Poi iniziate la sequenza risvegliandovi, lasciando emergere dalle profondità del vostro essere Sayana Visnu-asana, il riposo di Visnu, la divinità che preserva la vita. Stendetevi sul fianco sinistro con il braccio sinistro ripiegato in modo che il gomito sia a terra e la mano sostenga la testa. Ascoltate il respiro spingendolo delicatamente verso il basso e lo sentire premere verso il fianco che è a terra. Visnu è disteso sull’oceano primordiale ed il suo sonno è protetto da Anantha, il serpente dalle mille spire.
Piegate il ginocchio destro e, passando davanti ad esso con il braccio, inspirando afferrate con le dita della mano destra il piede o la caviglia ed espirando distendete la gamba verso l’alto. Ripetete le due asana sull’altro lato mantenendo gli stessi tempi. 
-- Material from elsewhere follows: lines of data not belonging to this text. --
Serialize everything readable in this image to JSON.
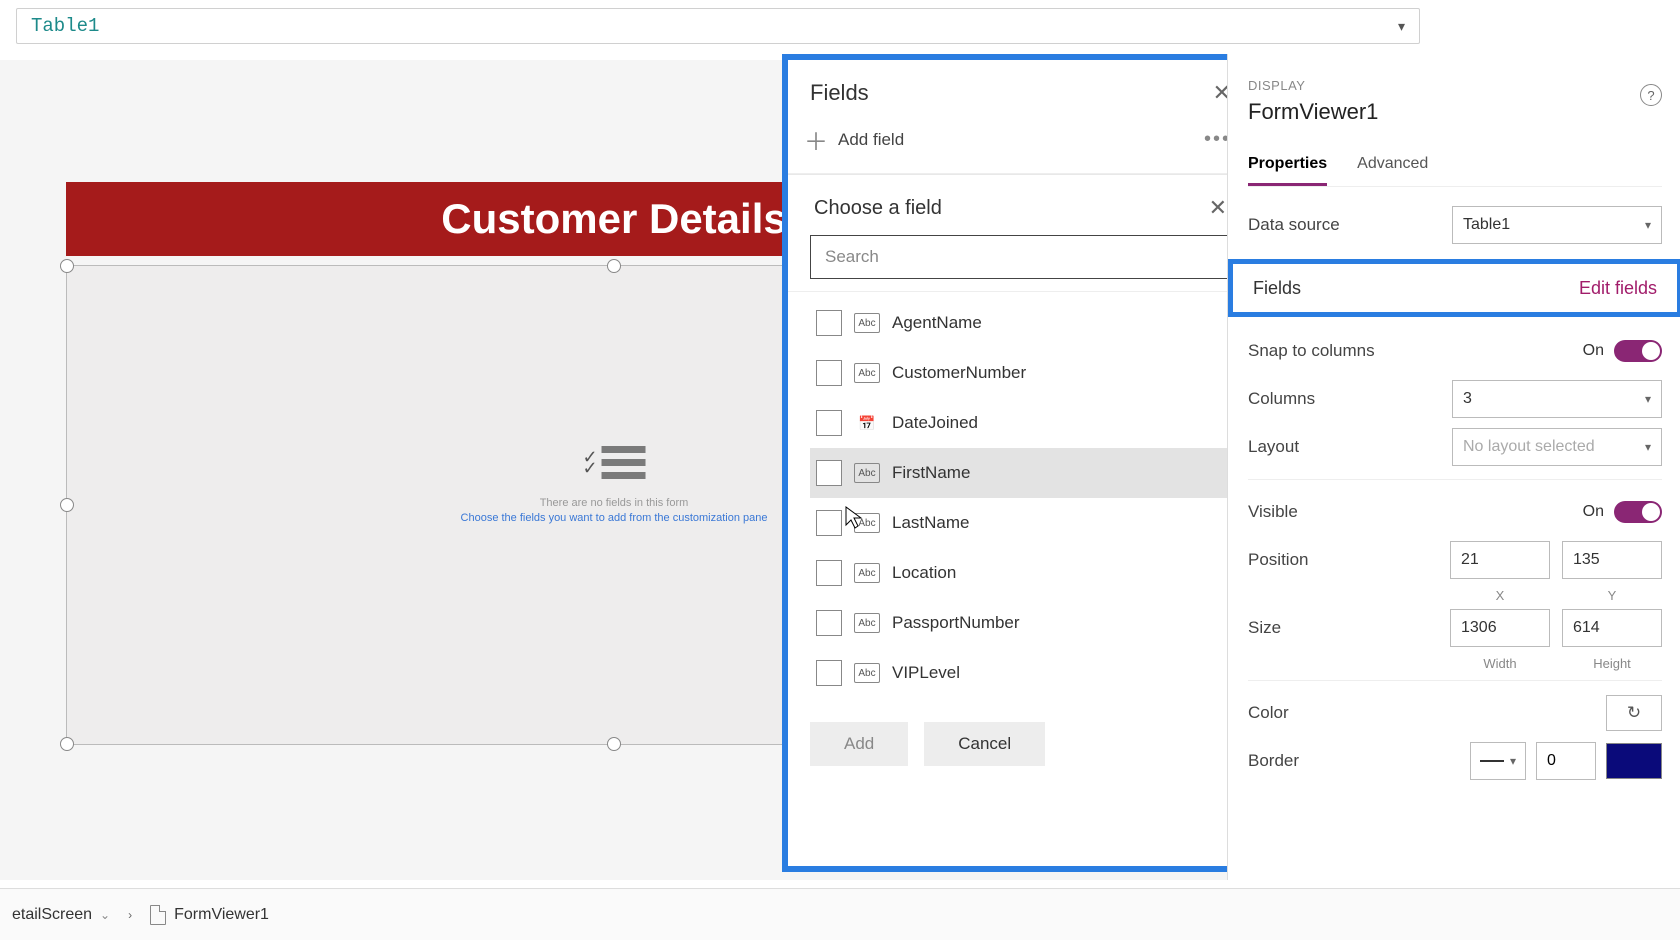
{
  "formula_bar": {
    "text": "Table1"
  },
  "canvas": {
    "form_title": "Customer Details",
    "empty_msg1": "There are no fields in this form",
    "empty_msg2": "Choose the fields you want to add from the customization pane"
  },
  "fields_panel": {
    "title": "Fields",
    "add_field": "Add field",
    "choose_title": "Choose a field",
    "search_placeholder": "Search",
    "items": [
      {
        "name": "AgentName",
        "type": "Abc"
      },
      {
        "name": "CustomerNumber",
        "type": "Abc"
      },
      {
        "name": "DateJoined",
        "type": "Date"
      },
      {
        "name": "FirstName",
        "type": "Abc",
        "hovered": true
      },
      {
        "name": "LastName",
        "type": "Abc"
      },
      {
        "name": "Location",
        "type": "Abc"
      },
      {
        "name": "PassportNumber",
        "type": "Abc"
      },
      {
        "name": "VIPLevel",
        "type": "Abc"
      }
    ],
    "add_btn": "Add",
    "cancel_btn": "Cancel"
  },
  "right_pane": {
    "section_label": "DISPLAY",
    "control_name": "FormViewer1",
    "tabs": {
      "properties": "Properties",
      "advanced": "Advanced"
    },
    "data_source_label": "Data source",
    "data_source_value": "Table1",
    "fields_label": "Fields",
    "edit_fields": "Edit fields",
    "snap_label": "Snap to columns",
    "snap_value": "On",
    "columns_label": "Columns",
    "columns_value": "3",
    "layout_label": "Layout",
    "layout_value": "No layout selected",
    "visible_label": "Visible",
    "visible_value": "On",
    "position_label": "Position",
    "position_x": "21",
    "position_y": "135",
    "x_label": "X",
    "y_label": "Y",
    "size_label": "Size",
    "size_w": "1306",
    "size_h": "614",
    "w_label": "Width",
    "h_label": "Height",
    "color_label": "Color",
    "border_label": "Border",
    "border_value": "0",
    "border_color": "#0a0a7a"
  },
  "crumbs": {
    "screen": "etailScreen",
    "control": "FormViewer1"
  }
}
Seguirà il rovesciamento del corpo intero, nell’asana di Shakini (dea tutelare del chakra della gola) che vuole indurre al ribaltamento del punto di vista, proponendo l’allontanamento da ciò che è noto, dalle abitudini consolidate. In posizione supina, inspirando sollevate il bacino e fate salire le gambe ed il busto verso l’alto. Espirando rendete stabile la forma con le mani che sostengono il busto aderendo prima alla zona lombare e poi spingendosi verso la parte dorsale. Avvicinate il più possibile i gomiti perché si avvicinino le scapole in modo da alleggerire la parte cervicale. Per tornare farete scendere le ginocchia verso la fronte e srotolerete la schiena a terra pian piano espirando. 
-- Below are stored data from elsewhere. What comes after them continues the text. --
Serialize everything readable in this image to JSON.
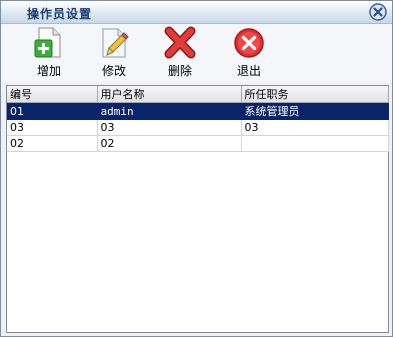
{
  "window": {
    "title": "操作员设置",
    "close_icon": "close-circle-icon"
  },
  "toolbar": {
    "buttons": [
      {
        "label": "增加",
        "icon": "add-document-icon"
      },
      {
        "label": "修改",
        "icon": "edit-document-icon"
      },
      {
        "label": "删除",
        "icon": "red-x-delete-icon"
      },
      {
        "label": "退出",
        "icon": "exit-circle-icon"
      }
    ]
  },
  "grid": {
    "columns": [
      "编号",
      "用户名称",
      "所任职务"
    ],
    "rows": [
      {
        "cells": [
          "01",
          "admin",
          "系统管理员"
        ],
        "selected": true
      },
      {
        "cells": [
          "03",
          "03",
          "03"
        ],
        "selected": false
      },
      {
        "cells": [
          "02",
          "02",
          ""
        ],
        "selected": false
      }
    ]
  },
  "colors": {
    "selection": "#0a246a",
    "title_text": "#1b3f78"
  }
}
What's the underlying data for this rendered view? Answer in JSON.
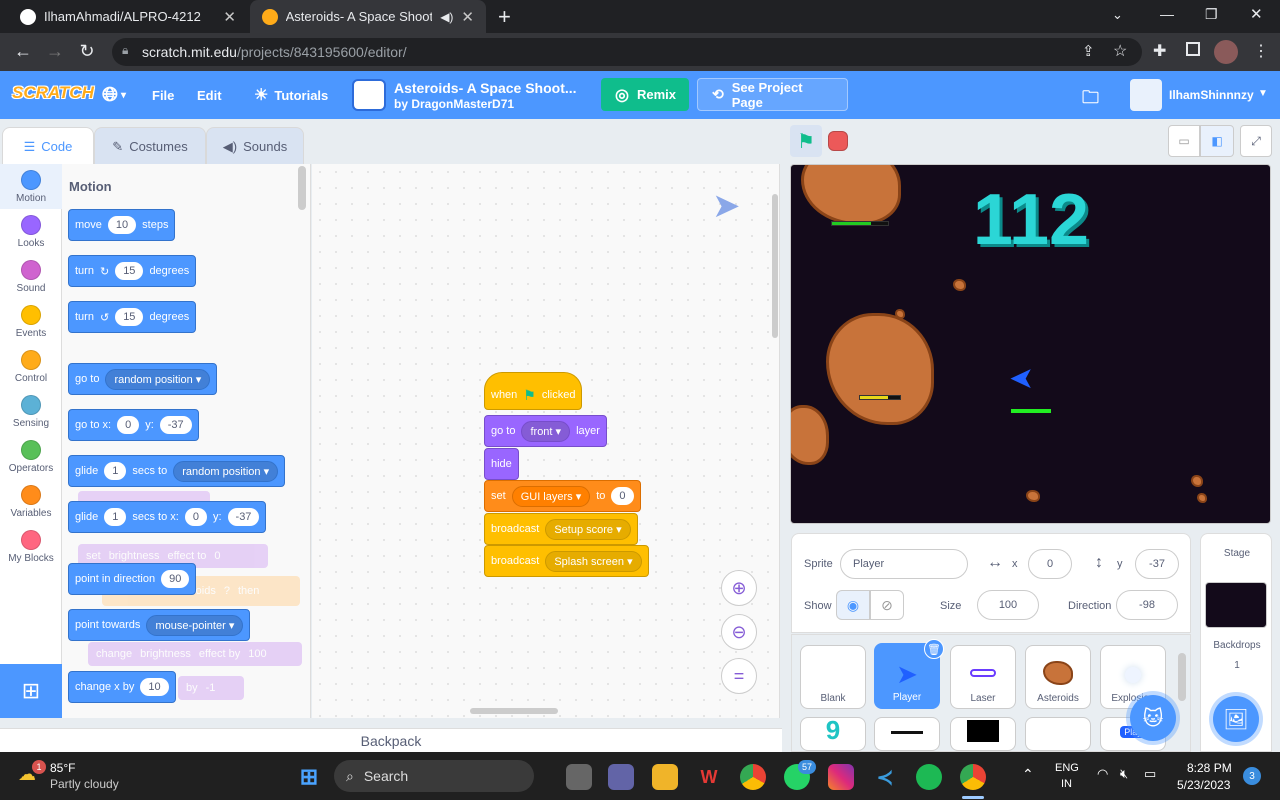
{
  "browser": {
    "tabs": [
      {
        "title": "IlhamAhmadi/ALPRO-4212"
      },
      {
        "title": "Asteroids- A Space Shooter"
      }
    ],
    "url_host": "scratch.mit.edu",
    "url_path": "/projects/843195600/editor/"
  },
  "menubar": {
    "logo": "SCRATCH",
    "file": "File",
    "edit": "Edit",
    "tutorials": "Tutorials",
    "project_title": "Asteroids- A Space Shoot...",
    "author": "by DragonMasterD71",
    "remix": "Remix",
    "see_project": "See Project Page",
    "username": "IlhamShinnnzy"
  },
  "editor_tabs": {
    "code": "Code",
    "costumes": "Costumes",
    "sounds": "Sounds"
  },
  "categories": [
    {
      "label": "Motion",
      "color": "#4c97ff"
    },
    {
      "label": "Looks",
      "color": "#9966ff"
    },
    {
      "label": "Sound",
      "color": "#cf63cf"
    },
    {
      "label": "Events",
      "color": "#ffbf00"
    },
    {
      "label": "Control",
      "color": "#ffab19"
    },
    {
      "label": "Sensing",
      "color": "#5cb1d6"
    },
    {
      "label": "Operators",
      "color": "#59c059"
    },
    {
      "label": "Variables",
      "color": "#ff8c1a"
    },
    {
      "label": "My Blocks",
      "color": "#ff6680"
    }
  ],
  "palette": {
    "title": "Motion",
    "move": {
      "a": "move",
      "v": "10",
      "b": "steps"
    },
    "turn_cw": {
      "a": "turn",
      "v": "15",
      "b": "degrees"
    },
    "turn_ccw": {
      "a": "turn",
      "v": "15",
      "b": "degrees"
    },
    "goto": {
      "a": "go to",
      "d": "random position"
    },
    "gotoxy": {
      "a": "go to x:",
      "x": "0",
      "b": "y:",
      "y": "-37"
    },
    "glide": {
      "a": "glide",
      "v": "1",
      "b": "secs to",
      "d": "random position"
    },
    "glidexy": {
      "a": "glide",
      "v": "1",
      "b": "secs to x:",
      "x": "0",
      "c": "y:",
      "y": "-37"
    },
    "ghost1": {
      "a": "set",
      "d": "brightness",
      "b": "effect to",
      "v": "0"
    },
    "point_dir": {
      "a": "point in direction",
      "v": "90"
    },
    "ghost2": {
      "d": "Asteroids",
      "v": "?",
      "b": "then"
    },
    "point_towards": {
      "a": "point towards",
      "d": "mouse-pointer"
    },
    "ghost3": {
      "a": "change",
      "d": "brightness",
      "b": "effect by",
      "v": "100"
    },
    "changex": {
      "a": "change x by",
      "v": "10",
      "b": "by",
      "w": "-1"
    }
  },
  "script": {
    "hat": {
      "a": "when",
      "b": "clicked"
    },
    "goto_layer": {
      "a": "go to",
      "d": "front",
      "b": "layer"
    },
    "hide": "hide",
    "set": {
      "a": "set",
      "d": "GUI layers",
      "b": "to",
      "v": "0"
    },
    "bc1": {
      "a": "broadcast",
      "d": "Setup score"
    },
    "bc2": {
      "a": "broadcast",
      "d": "Splash screen"
    }
  },
  "backpack": "Backpack",
  "stage": {
    "score": "112"
  },
  "sprite_info": {
    "sprite_label": "Sprite",
    "sprite_name": "Player",
    "x_label": "x",
    "x": "0",
    "y_label": "y",
    "y": "-37",
    "show_label": "Show",
    "size_label": "Size",
    "size": "100",
    "direction_label": "Direction",
    "direction": "-98"
  },
  "sprites": [
    {
      "name": "Blank"
    },
    {
      "name": "Player"
    },
    {
      "name": "Laser"
    },
    {
      "name": "Asteroids"
    },
    {
      "name": "Explosion"
    }
  ],
  "stage_panel": {
    "title": "Stage",
    "backdrops_label": "Backdrops",
    "backdrops_count": "1"
  },
  "taskbar": {
    "temp": "85°F",
    "weather": "Partly cloudy",
    "weather_badge": "1",
    "search": "Search",
    "whatsapp_badge": "57",
    "lang1": "ENG",
    "lang2": "IN",
    "time": "8:28 PM",
    "date": "5/23/2023",
    "notif": "3"
  }
}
Quindi con Jalakanta, l’asana di colei che nasce dal mare, permetteremo al seme del vento di scendere nella profondità del bacino per germogliare. Vi sedete con la schiena dritta, le caviglie incrociate, facendo in modo che la parte esterna dei piedi aderisca alla terra. In un primo tempo i palmi delle mani premeranno sull’esterno delle ginocchia mentre i gomiti resteranno aperti lateralmente ed il respiro sarà toracico: un vento che si apre spazio dentro al torace; poi gli avambracci aderiranno alle gambe e saranno le ginocchia a premere verso le mani ed respiro scenderà nelle profondità del bacino. 
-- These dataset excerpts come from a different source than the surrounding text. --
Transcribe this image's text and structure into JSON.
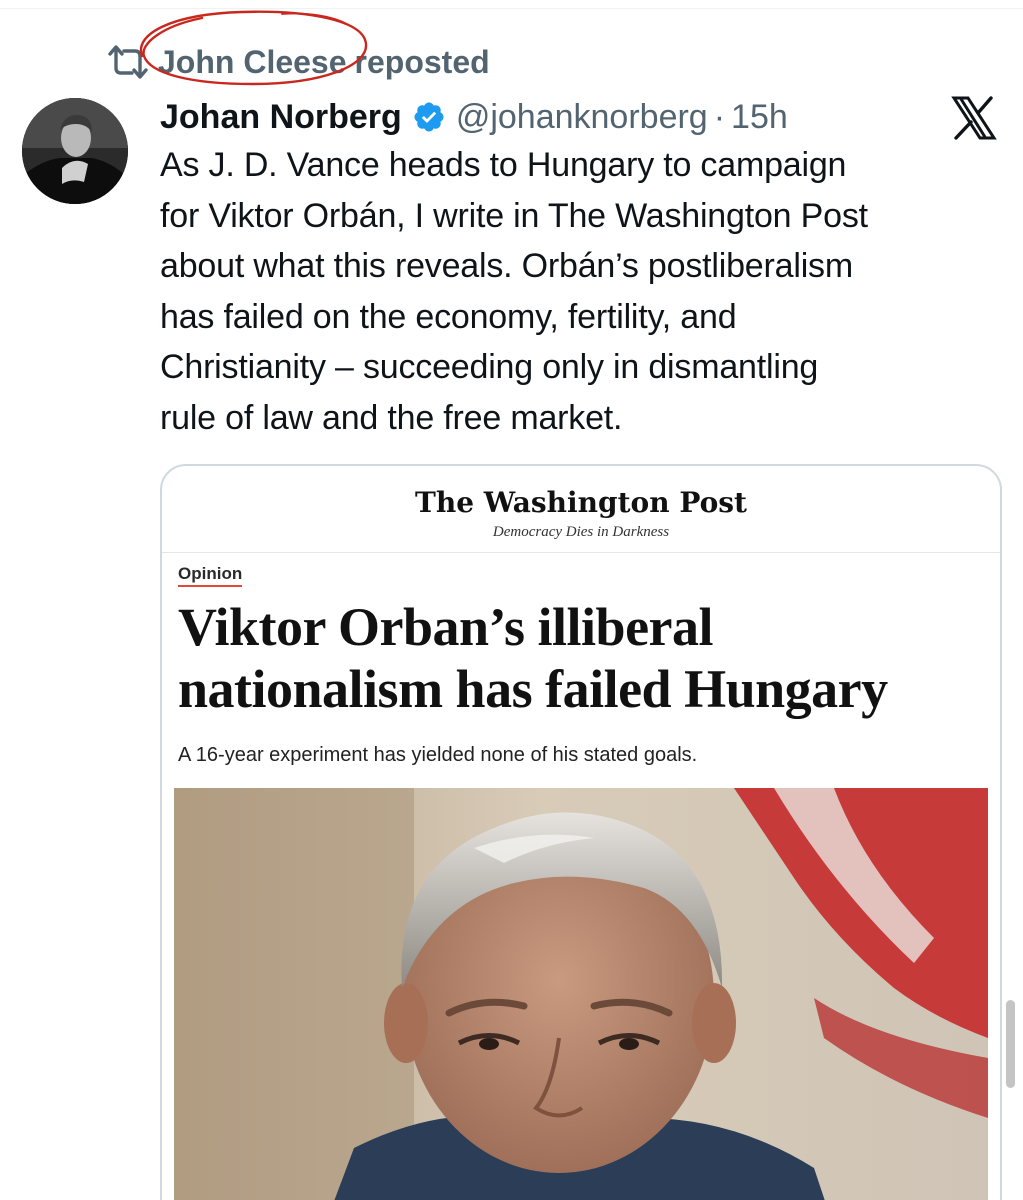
{
  "repost": {
    "reposter_name": "John Cleese",
    "suffix": "reposted",
    "icon": "repost-icon"
  },
  "tweet": {
    "author_name": "Johan Norberg",
    "verified_icon": "verified-badge-icon",
    "handle": "@johanknorberg",
    "separator": "·",
    "time": "15h",
    "platform_logo": "x-logo-icon",
    "text_lines": [
      "As J. D. Vance heads to Hungary to campaign",
      "for Viktor Orbán, I write in The Washington Post",
      "about what this reveals. Orbán’s postliberalism",
      "has failed on the economy, fertility, and",
      "Christianity – succeeding only in dismantling",
      "rule of law and the free market."
    ]
  },
  "card": {
    "masthead": "The Washington Post",
    "tagline": "Democracy Dies in Darkness",
    "section": "Opinion",
    "headline_lines": [
      "Viktor Orban’s illiberal",
      "nationalism has failed Hungary"
    ],
    "subheadline": "A 16-year experiment has yielded none of his stated goals."
  },
  "colors": {
    "secondary_text": "#536471",
    "verified_blue": "#1d9bf0",
    "annotation_red": "#c8281e",
    "card_border": "#cfd9de"
  }
}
Dall’abisso del mare compare il cavallo che guida il carro di Surya, il sole: Vatayana, simbolo della conoscenza, si muove nell’aria ed ha poteri terapeutici. Quest’asana emerge dal vostro interno quando vi ponete in ginocchio creando spazio tra le due ginocchia ed appoggiando le punte delle dita a terra; inspirando ponete la caviglia sinistra di fronte al ginocchio destro e con l’inspirazione successiva raddrizzate il busto lentamente ed espirate. Inspirando aprite le braccia lateralmente e unite le mani davanti al cuore con gli avambracci su di un’unica linea. Ripetete l’asana sull’altro lato mantenendo gli stessi tempi. 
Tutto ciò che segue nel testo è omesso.